As I said on IRC, my hypothesis is that the ipod wasn't put together entirely right after replacing the battery.
We've seen this exact problem on ipods mini, in those cases caused by the hard drive being replaced by a compactflash card that's thinner, with the effect that the button backplane didn't have enough support. It could in theory also be caused by the cable from the button assembly not being connected well enough.
The reason these things can behave differently in rockbox and the OF is that buttons aren't (as you might naively expect) read out as on or off. They're typically all connected together in a resistor network, so you measure *one* voltage and deduce the state of several buttons from it. This being an analog measurement, there are going to be variations, and the software reading this will have to use a range of allowable values when interpreting it. This range isn't necessarily the same in the OF or rockbox (nor can it necessarily be. One reason rockbox can often exceed OF battery life is by being more creative with the voltage going *into* various systems, which obviously implies that the voltages coming out will be different).

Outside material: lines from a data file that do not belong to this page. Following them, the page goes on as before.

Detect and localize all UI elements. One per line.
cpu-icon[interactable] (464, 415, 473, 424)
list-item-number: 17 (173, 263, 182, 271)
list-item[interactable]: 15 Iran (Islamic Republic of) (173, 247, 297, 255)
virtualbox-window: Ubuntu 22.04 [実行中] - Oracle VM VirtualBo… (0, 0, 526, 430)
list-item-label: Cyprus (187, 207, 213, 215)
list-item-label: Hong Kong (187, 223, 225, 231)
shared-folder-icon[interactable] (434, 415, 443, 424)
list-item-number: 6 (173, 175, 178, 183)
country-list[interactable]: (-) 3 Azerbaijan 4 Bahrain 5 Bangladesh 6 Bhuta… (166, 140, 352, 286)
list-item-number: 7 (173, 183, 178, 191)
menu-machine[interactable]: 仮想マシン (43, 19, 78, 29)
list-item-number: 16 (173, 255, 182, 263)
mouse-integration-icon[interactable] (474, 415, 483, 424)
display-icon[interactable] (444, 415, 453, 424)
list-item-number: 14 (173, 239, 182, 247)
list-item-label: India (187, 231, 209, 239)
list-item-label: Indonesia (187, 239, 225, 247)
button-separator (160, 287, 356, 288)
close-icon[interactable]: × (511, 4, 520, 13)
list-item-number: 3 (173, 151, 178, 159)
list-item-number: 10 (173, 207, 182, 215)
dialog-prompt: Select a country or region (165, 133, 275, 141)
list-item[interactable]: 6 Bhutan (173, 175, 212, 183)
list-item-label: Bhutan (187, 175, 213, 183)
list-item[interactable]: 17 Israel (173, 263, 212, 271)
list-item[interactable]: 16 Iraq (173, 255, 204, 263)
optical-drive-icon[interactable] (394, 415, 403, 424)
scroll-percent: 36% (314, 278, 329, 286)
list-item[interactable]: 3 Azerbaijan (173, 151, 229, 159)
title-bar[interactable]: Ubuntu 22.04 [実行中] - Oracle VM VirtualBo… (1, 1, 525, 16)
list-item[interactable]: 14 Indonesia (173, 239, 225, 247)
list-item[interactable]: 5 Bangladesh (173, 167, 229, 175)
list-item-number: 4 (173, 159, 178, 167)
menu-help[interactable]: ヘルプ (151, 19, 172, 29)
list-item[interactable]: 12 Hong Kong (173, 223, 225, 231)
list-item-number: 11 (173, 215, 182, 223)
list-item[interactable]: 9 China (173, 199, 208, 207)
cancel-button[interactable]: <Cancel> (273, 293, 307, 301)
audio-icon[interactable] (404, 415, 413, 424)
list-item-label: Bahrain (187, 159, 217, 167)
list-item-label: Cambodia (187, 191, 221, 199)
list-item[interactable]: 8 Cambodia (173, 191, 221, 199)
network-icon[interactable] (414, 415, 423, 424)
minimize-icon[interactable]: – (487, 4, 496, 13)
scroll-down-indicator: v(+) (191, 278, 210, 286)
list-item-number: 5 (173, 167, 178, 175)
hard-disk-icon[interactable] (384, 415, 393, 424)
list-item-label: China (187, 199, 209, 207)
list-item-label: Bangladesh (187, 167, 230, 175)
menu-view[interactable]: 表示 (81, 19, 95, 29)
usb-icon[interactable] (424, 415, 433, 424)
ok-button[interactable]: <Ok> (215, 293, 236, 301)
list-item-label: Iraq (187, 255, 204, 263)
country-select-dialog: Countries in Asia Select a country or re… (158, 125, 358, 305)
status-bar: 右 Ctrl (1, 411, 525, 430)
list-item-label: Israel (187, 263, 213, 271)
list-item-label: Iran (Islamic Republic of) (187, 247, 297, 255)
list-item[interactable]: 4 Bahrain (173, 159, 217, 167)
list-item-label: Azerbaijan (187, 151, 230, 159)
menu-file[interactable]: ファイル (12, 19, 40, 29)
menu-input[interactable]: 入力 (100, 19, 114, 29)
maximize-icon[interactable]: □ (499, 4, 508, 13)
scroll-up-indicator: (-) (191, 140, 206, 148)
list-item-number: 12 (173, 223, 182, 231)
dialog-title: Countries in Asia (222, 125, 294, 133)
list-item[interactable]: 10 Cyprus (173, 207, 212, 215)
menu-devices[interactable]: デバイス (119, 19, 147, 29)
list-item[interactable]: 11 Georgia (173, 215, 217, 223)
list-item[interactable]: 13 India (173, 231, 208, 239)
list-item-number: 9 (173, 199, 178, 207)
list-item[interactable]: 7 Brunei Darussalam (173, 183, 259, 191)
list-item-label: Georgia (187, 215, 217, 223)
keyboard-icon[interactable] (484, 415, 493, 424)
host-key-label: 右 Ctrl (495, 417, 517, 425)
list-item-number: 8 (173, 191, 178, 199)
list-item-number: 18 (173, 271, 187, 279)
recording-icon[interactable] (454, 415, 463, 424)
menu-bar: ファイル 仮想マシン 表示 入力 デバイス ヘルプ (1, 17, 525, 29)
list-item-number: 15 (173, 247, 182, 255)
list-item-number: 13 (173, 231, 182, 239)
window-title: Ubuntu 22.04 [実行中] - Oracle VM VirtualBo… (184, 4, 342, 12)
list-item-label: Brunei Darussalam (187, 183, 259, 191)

A slightly loose connection somewhere could easily change the measured values a bit.
What you call "reboot" is actually the hard reset (rebooting rockbox properly is done by holding the play button for a few seconds to cleanly shutdown the device and then powering it on again). The hard reset feature is implemented entirely in hardware (in the power management chip), so the fact that that works while other functions of the select button don't also isn't surprising.